Question

Find the number of square tiles of size 10 cm required for decorating a wall 6m x4m.Alsofind the total cost of the tiles required for this purpose if one tile cost Rs2.50​

Answer 1

Answer:

The number of tiles required for decorating the wall are 2400

The total cost of the tiles required is Rs.6000

Step-by-step explanation:

The dimension of the wall is given 6m by 4m, which means that the length of the wall is 6m (600cm) and breadth is 4m(400 cm)

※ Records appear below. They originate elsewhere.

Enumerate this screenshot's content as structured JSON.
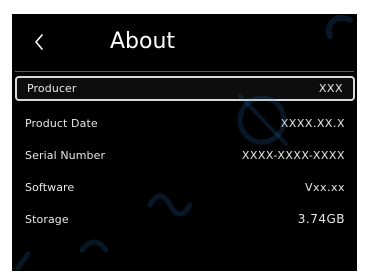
{
  "header": {
    "title": "About",
    "back_icon": "chevron-left-icon"
  },
  "info_rows": [
    {
      "label": "Producer",
      "value": "XXX",
      "selected": true
    },
    {
      "label": "Product Date",
      "value": "XXXX.XX.X",
      "selected": false
    },
    {
      "label": "Serial Number",
      "value": "XXXX-XXXX-XXXX",
      "selected": false
    },
    {
      "label": "Software",
      "value": "Vxx.xx",
      "selected": false
    },
    {
      "label": "Storage",
      "value": "3.74GB",
      "selected": false
    }
  ],
  "colors": {
    "screen_background": "#000000",
    "text": "#ffffff",
    "selection_border": "#d9d9d9",
    "watermark": "#2a7fd4"
  },
  "watermark": {
    "brand_icon": "brand-logo-icon"
  }
}
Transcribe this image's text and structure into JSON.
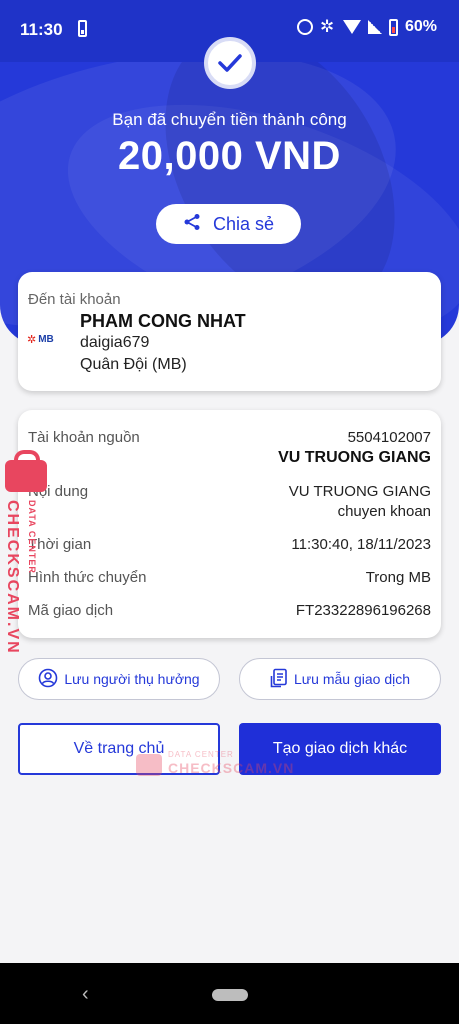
{
  "status_bar": {
    "time": "11:30",
    "battery": "60%"
  },
  "success": {
    "message": "Bạn đã chuyển tiền thành công",
    "amount": "20,000 VND",
    "share_label": "Chia sẻ"
  },
  "recipient": {
    "heading": "Đến tài khoản",
    "bank_logo": "MB",
    "name": "PHAM CONG NHAT",
    "account": "daigia679",
    "bank": "Quân Đội (MB)"
  },
  "details": {
    "source_label": "Tài khoản nguồn",
    "source_number": "5504102007",
    "source_name": "VU TRUONG GIANG",
    "content_label": "Nội dung",
    "content_line1": "VU TRUONG GIANG",
    "content_line2": "chuyen khoan",
    "time_label": "Thời gian",
    "time_value": "11:30:40, 18/11/2023",
    "method_label": "Hình thức chuyển",
    "method_value": "Trong MB",
    "txid_label": "Mã giao dịch",
    "txid_value": "FT23322896196268"
  },
  "actions": {
    "save_beneficiary": "Lưu người thụ hưởng",
    "save_template": "Lưu mẫu giao dịch",
    "home": "Về trang chủ",
    "new_transaction": "Tạo giao dịch khác"
  },
  "watermark": {
    "brand": "CHECKSCAM.VN",
    "tagline": "DATA CENTER"
  },
  "colors": {
    "primary": "#2539d9",
    "watermark": "#e8465f"
  }
}
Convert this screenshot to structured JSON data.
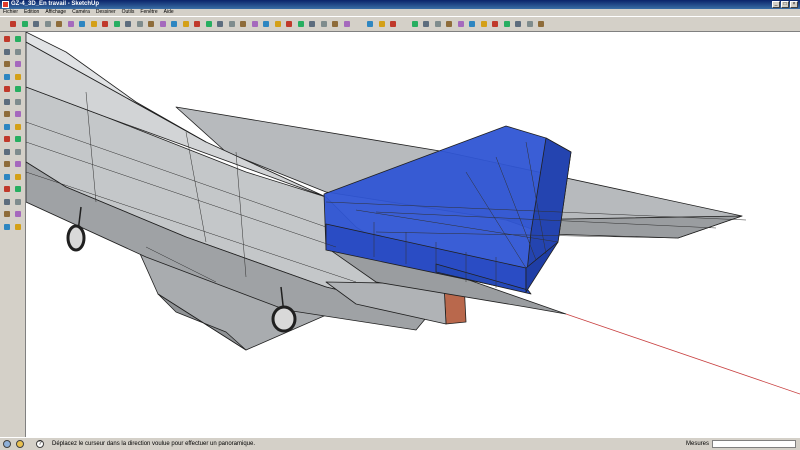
{
  "window": {
    "title": "GZ-4_3D_En travail - SketchUp",
    "app_icon": "sketchup-icon",
    "buttons": [
      "minimize-icon",
      "maximize-icon",
      "close-icon"
    ]
  },
  "menubar": {
    "items": [
      "Fichier",
      "Edition",
      "Affichage",
      "Caméra",
      "Dessiner",
      "Outils",
      "Fenêtre",
      "Aide"
    ]
  },
  "top_toolbar": {
    "icons": [
      "select-arrow-icon",
      "pencil-icon",
      "rectangle-icon",
      "circle-icon",
      "arc-icon",
      "eraser-icon",
      "paint-bucket-icon",
      "push-pull-icon",
      "move-icon",
      "rotate-icon",
      "follow-me-icon",
      "scale-icon",
      "offset-icon",
      "tape-measure-icon",
      "protractor-icon",
      "axes-icon",
      "dimension-icon",
      "text-icon",
      "3d-text-icon",
      "orbit-icon",
      "pan-icon",
      "zoom-icon",
      "zoom-window-icon",
      "zoom-extents-icon",
      "previous-view-icon",
      "next-view-icon",
      "position-camera-icon",
      "walk-icon",
      "look-around-icon",
      "section-plane-icon",
      "component-icon",
      "group-icon",
      "camera-icon",
      "iso-view-icon",
      "top-view-icon",
      "front-view-icon",
      "right-view-icon",
      "back-view-icon",
      "left-view-icon",
      "xray-icon",
      "wireframe-icon",
      "hidden-line-icon",
      "shaded-icon",
      "shaded-texture-icon",
      "monochrome-icon"
    ]
  },
  "left_toolbar": {
    "icons": [
      "select-icon",
      "component-icon",
      "paint-bucket-icon",
      "eraser-icon",
      "rectangle-icon",
      "line-icon",
      "circle-icon",
      "arc-icon",
      "polygon-icon",
      "freehand-icon",
      "move-icon",
      "push-pull-icon",
      "rotate-icon",
      "follow-me-icon",
      "scale-icon",
      "offset-icon",
      "tape-measure-icon",
      "dimension-icon",
      "protractor-icon",
      "text-icon",
      "axes-icon",
      "3d-text-icon",
      "orbit-icon",
      "pan-icon",
      "zoom-icon",
      "zoom-window-icon",
      "previous-view-icon",
      "zoom-extents-icon",
      "position-camera-icon",
      "walk-icon",
      "look-around-icon",
      "section-plane-icon"
    ]
  },
  "status_bar": {
    "icons": [
      "geo-location-icon",
      "credits-icon",
      "help-icon"
    ],
    "message": "Déplacez le curseur dans la direction voulue pour effectuer un panoramique.",
    "measures_label": "Mesures",
    "measures_value": ""
  },
  "colors": {
    "selection_blue": "#2f55d4",
    "model_gray": "#b9bcbf",
    "model_gray_dark": "#8f9295",
    "edge": "#202020",
    "brick": "#b9684c",
    "axis_red": "#c84040"
  }
}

The area of the wall=length x breadth=600 x 400=240000 $cm^{2}$

The dimension of the tile is 10cm by 10cm

The area of one tile=(10x 10)$cm^{2}$=100$cm^{2}$

Number of tiles required to decorate the wall=$\frac{240000}{100} =2400$

The cost of one tile is Rs.2.50

The cost of all the tiles=2.50 x2400= Rs. 6000

Answer 2

$\large\underline{\sf{Solution-}}$

Given that,

• Length of wall = 6m = 6 × 100 = 600 cm

• Breadth of wall = 4m = 4 × 100 = 400 cm

So,

$\rm \: Area_{(wall)} = Length \times Breadth$

$\rm \: Area_{(wall)} = 600 \times 400$

$\rm\implies \:\boxed{ \rm{ \:Area_{(wall)} = 240000 \: {cm}^{2} \: }}$

Now,

Side of square tile = 10 cm

So,

$\rm \: Area_{(tile)} = {(side)}^{2}$

$\rm \: Area_{(tile)} = {10}^{2}$

$\rm\implies \:\boxed{ \rm{ \:Area_{(tile)} = 100 \: {cm}^{2} \: }}$

Let assume that number of square tiles of size 10 cm required for decorating a wall 6m x 4m be n.

So,

$\rm \: n \times Area_{(tile)} = Area_{(wall)}$

$\rm \: n \times 100 = 240000$

$\rm\implies \:\boxed{ \rm{ \:n \: = \: 2400 \: }}$

So, 2400 square tiles of size 10 cm required for decorating a wall 6m x 4m.

Further given that,

$\rm \: Cost \: of \: 1 \: tile \: = \: Rs \: 2.50$

So,

$\rm \: Cost \: of \: 2400\: tiles \: = 2400 \times 2.50 = \: Rs \: 6000$

$\rule{190pt}{2pt}$

Additional Information :-

$\begin{gathered}\begin{gathered}\boxed{\begin {array}{cc}\\ \dag\quad \Large\underline{\bf Formulas\:of\:Areas:-}\\ \\ \star\sf Square=(side)^2\\ \\ \star\sf Rectangle=Length\times Breadth \\\\ \star\sf Triangle=\dfrac{1}{2}\times Base\times Height \\\\ \star \sf Scalene\triangle=\sqrt {s (s-a)(s-b)(s-c)}\\ \\ \star \sf Rhombus =\dfrac {1}{2}\times d_1\times d_2 \\\\ \star\sf Rhombus =\:\dfrac {1}{2}d\sqrt {4a^2-d^2}\\ \\ \star\sf Parallelogram =Base\times Height\\\\ \star\sf Trapezium =\dfrac {1}{2}(a+b)\times Height \\ \\ \star\sf Equilateral\:Triangle=\dfrac {\sqrt{3}}{4}(side)^2\end {array}}\end{gathered}\end{gathered}$